Major Manzur Elahi of the army control room, which was set up to coordinate the rescue operation following the disaster last month, told AFP that recovery efforts had gathered pace and the "death toll now stands at 654".
"The toll is expected to rise further," he said.
The building, which housed five garment factories, collapsed near the capital Dhaka on April 24, trapping more than 3,000 people. Some 2,437 people have been rescued, Elahi said.
Hundreds of distraught relatives gathered at the site on the 12th day, as cranes and bulldozers cut through a mountain of concrete and mangled steel.
Officials said the bodies pulled out have missing limbs in some cases or have decomposed, delaying identification.

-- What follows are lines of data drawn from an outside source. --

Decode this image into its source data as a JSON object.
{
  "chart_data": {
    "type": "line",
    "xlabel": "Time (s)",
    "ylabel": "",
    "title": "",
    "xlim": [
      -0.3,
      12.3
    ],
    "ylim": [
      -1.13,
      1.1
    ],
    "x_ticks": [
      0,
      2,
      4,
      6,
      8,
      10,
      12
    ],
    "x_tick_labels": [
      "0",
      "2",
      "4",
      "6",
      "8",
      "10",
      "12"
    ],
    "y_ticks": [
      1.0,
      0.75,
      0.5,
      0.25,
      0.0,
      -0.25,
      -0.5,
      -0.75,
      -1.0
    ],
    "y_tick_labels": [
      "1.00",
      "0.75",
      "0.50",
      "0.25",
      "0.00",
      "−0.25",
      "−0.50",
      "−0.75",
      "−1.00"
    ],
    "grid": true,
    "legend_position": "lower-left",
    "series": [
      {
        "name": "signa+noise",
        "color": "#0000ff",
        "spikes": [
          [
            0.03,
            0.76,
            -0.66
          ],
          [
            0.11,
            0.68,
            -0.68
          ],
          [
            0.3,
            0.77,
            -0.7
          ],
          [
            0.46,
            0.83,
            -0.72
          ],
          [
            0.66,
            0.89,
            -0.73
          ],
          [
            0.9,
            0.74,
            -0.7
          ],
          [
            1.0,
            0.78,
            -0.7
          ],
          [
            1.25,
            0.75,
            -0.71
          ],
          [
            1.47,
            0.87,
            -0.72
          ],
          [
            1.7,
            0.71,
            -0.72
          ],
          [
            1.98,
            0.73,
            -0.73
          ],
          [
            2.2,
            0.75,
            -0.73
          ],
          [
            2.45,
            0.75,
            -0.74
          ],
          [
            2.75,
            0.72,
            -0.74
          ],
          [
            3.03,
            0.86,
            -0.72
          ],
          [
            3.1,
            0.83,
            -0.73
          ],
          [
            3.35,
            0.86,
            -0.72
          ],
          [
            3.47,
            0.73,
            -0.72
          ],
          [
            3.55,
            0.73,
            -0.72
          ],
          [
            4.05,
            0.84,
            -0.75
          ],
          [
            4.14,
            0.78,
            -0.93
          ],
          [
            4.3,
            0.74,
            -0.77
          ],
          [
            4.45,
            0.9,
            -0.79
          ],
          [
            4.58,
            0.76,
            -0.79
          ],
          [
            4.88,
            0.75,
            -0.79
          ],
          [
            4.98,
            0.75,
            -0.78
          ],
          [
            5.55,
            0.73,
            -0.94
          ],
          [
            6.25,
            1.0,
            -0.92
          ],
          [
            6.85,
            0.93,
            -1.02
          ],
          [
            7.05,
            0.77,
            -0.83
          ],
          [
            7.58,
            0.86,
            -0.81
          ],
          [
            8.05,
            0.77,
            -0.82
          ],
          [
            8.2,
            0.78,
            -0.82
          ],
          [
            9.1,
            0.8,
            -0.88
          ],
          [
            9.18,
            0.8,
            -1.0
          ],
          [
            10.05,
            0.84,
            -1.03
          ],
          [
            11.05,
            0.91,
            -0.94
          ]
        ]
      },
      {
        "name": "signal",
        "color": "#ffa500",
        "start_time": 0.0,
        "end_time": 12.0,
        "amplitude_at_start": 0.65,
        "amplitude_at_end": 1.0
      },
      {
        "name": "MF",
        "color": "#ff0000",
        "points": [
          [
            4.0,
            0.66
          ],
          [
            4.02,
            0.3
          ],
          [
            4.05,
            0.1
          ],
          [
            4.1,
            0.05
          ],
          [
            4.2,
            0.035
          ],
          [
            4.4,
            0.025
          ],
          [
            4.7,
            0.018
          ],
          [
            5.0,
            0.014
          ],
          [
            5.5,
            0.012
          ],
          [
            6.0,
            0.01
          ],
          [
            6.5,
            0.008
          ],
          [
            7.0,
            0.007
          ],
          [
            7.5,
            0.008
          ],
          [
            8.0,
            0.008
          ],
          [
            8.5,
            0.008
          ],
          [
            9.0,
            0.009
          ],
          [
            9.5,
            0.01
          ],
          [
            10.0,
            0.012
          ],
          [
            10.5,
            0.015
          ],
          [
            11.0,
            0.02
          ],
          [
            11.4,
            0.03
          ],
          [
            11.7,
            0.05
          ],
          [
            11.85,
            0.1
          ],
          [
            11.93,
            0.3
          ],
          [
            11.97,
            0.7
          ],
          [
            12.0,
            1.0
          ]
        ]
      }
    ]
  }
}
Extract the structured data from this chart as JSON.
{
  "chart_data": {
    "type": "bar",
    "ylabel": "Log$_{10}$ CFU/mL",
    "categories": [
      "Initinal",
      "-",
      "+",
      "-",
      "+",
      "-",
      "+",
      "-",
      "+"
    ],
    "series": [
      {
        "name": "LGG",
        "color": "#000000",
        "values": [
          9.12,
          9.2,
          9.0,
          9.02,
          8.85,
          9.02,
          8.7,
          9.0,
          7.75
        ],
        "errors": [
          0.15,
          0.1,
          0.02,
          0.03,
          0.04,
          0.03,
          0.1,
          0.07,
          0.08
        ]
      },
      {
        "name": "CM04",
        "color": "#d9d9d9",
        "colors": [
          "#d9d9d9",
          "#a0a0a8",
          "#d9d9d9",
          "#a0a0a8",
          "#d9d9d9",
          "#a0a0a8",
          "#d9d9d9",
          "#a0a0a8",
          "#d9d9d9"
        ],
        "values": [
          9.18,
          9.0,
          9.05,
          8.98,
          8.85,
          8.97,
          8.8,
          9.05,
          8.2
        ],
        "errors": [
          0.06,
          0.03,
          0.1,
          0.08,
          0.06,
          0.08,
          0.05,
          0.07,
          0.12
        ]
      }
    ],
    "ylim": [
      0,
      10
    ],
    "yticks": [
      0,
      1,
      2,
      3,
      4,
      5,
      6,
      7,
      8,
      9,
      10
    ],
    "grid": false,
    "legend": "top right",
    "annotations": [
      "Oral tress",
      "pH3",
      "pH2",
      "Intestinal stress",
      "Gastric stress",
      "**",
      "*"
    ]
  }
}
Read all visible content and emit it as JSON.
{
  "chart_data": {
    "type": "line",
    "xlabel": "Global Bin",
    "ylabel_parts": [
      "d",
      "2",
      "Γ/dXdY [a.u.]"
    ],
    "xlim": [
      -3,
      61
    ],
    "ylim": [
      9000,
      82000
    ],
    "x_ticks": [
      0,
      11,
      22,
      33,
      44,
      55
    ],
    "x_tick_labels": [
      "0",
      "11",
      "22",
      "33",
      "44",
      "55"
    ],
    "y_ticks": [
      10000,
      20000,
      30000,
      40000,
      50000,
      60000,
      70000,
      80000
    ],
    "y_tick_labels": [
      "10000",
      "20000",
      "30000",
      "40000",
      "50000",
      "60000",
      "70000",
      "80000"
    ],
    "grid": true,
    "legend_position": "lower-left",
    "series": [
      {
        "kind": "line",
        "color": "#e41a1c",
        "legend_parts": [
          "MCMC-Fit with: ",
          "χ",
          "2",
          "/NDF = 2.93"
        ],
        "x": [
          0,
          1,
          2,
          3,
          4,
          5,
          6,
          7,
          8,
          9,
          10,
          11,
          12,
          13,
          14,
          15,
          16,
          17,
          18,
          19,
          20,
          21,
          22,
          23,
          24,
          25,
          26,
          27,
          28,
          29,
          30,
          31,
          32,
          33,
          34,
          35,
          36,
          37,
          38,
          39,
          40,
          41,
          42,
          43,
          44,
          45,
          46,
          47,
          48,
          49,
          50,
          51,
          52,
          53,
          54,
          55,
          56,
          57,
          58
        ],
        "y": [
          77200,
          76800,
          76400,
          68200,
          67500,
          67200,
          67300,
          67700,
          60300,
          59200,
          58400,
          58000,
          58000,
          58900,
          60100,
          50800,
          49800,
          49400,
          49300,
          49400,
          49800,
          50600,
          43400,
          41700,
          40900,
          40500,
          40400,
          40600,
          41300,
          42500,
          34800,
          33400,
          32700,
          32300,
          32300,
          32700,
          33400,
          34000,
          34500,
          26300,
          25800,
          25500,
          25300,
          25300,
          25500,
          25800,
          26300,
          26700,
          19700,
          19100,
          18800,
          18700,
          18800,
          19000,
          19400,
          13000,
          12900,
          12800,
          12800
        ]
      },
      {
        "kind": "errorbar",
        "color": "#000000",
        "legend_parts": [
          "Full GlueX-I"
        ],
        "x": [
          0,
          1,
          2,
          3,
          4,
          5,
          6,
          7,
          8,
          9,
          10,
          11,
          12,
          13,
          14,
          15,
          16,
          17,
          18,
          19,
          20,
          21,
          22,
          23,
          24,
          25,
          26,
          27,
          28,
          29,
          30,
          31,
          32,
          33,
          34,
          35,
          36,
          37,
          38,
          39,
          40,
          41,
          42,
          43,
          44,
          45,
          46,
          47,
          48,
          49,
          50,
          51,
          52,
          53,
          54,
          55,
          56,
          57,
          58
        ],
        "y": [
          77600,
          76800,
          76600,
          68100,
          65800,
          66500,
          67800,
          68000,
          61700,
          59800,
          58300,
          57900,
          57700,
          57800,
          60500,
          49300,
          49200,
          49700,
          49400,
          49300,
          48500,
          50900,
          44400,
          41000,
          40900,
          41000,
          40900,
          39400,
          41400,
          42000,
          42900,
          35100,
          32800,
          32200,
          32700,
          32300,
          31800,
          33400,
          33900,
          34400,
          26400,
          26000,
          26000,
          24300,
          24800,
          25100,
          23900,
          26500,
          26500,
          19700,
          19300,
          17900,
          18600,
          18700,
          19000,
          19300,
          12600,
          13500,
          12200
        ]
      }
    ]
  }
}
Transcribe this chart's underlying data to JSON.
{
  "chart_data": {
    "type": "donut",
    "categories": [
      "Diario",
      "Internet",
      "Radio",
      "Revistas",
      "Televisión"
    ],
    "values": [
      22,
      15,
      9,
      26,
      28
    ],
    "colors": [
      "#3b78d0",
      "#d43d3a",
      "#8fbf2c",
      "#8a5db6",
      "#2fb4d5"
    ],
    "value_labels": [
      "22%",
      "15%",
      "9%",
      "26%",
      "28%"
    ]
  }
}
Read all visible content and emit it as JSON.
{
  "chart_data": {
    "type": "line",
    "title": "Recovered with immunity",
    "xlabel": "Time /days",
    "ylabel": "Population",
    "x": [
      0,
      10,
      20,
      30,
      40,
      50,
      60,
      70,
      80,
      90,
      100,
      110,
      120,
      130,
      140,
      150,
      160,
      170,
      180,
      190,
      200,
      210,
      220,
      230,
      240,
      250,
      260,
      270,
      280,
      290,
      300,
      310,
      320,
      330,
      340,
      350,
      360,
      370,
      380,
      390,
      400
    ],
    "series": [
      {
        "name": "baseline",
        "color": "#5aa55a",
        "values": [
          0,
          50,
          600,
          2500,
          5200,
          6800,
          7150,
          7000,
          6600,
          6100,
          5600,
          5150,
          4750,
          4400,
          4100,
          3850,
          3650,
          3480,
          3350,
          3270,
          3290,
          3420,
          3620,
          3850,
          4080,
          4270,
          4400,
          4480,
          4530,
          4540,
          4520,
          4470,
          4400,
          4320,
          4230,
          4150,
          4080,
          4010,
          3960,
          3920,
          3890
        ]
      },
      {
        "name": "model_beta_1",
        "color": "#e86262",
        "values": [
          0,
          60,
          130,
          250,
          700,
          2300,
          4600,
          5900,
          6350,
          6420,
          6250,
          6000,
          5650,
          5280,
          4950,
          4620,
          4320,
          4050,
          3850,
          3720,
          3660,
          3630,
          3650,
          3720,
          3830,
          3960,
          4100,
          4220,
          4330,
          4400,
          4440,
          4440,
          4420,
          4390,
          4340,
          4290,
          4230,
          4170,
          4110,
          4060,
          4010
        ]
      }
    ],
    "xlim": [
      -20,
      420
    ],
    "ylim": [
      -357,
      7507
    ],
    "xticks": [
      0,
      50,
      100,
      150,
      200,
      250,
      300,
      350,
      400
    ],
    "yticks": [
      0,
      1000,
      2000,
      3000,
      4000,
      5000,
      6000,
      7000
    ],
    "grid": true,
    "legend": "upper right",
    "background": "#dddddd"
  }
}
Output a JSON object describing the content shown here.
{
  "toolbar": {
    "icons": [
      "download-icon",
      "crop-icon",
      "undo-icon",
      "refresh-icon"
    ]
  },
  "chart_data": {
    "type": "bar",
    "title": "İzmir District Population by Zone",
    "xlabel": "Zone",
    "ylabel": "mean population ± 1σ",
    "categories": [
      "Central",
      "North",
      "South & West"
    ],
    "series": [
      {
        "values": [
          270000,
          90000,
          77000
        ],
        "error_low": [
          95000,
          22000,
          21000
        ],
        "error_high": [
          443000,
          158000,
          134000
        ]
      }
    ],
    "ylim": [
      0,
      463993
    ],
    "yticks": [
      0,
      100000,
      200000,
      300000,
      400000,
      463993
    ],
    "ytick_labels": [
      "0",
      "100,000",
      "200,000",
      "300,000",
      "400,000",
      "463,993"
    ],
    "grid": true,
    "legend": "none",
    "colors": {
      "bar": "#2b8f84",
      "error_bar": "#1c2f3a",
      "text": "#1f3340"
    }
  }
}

They identified only a handful of them by their mobile phones that were found in their pockets or factory identity cards.
Military rescuer Major Delwar Hossain late Sunday told AFP the stench at the site suggested more corpses were trapped under the rubble, forcing search teams from the army and fire services to wear masks.
"The foul odour is so strong you cannot work there without wearing masks and using air fresheners," Hossain said.
Preliminary findings of a government probe have blamed vibrations by four giant generators on the compound's upper floors for triggering the collapse.
Police have arrested 12 people including the building's owner Sohel Rana and four garment factory owners for forcing people to work on April 24, even though cracks appeared in the structure the previous day.
The wife of a male garment worker killed in the disaster has also filed a murder complaint against Rana, one of the garment factory owners and a municipal engineer. The three face death by hanging if convicted of murder.
Rana, a local leader of the ruling Awami League political party, was arrested after a four-day hunt as he tried to flee to India.
Factory workers have held protests calling for tough punishment for those responsible for the disaster, and demanding improved safety regulations.
The tragedy came just five months after a fire killed 111 people in a nearby garment factory.
UK retailer Primark, Italy's Benetton and Spanish firm Mango have admitted they had placed orders with the factories based in the compound, triggering an angry response in many Western countries.
Bangladesh is the world's second-largest garment exporter after China. The industry accounts for 80 percent of the country's exports and more than 40 percent of its industrial workforce.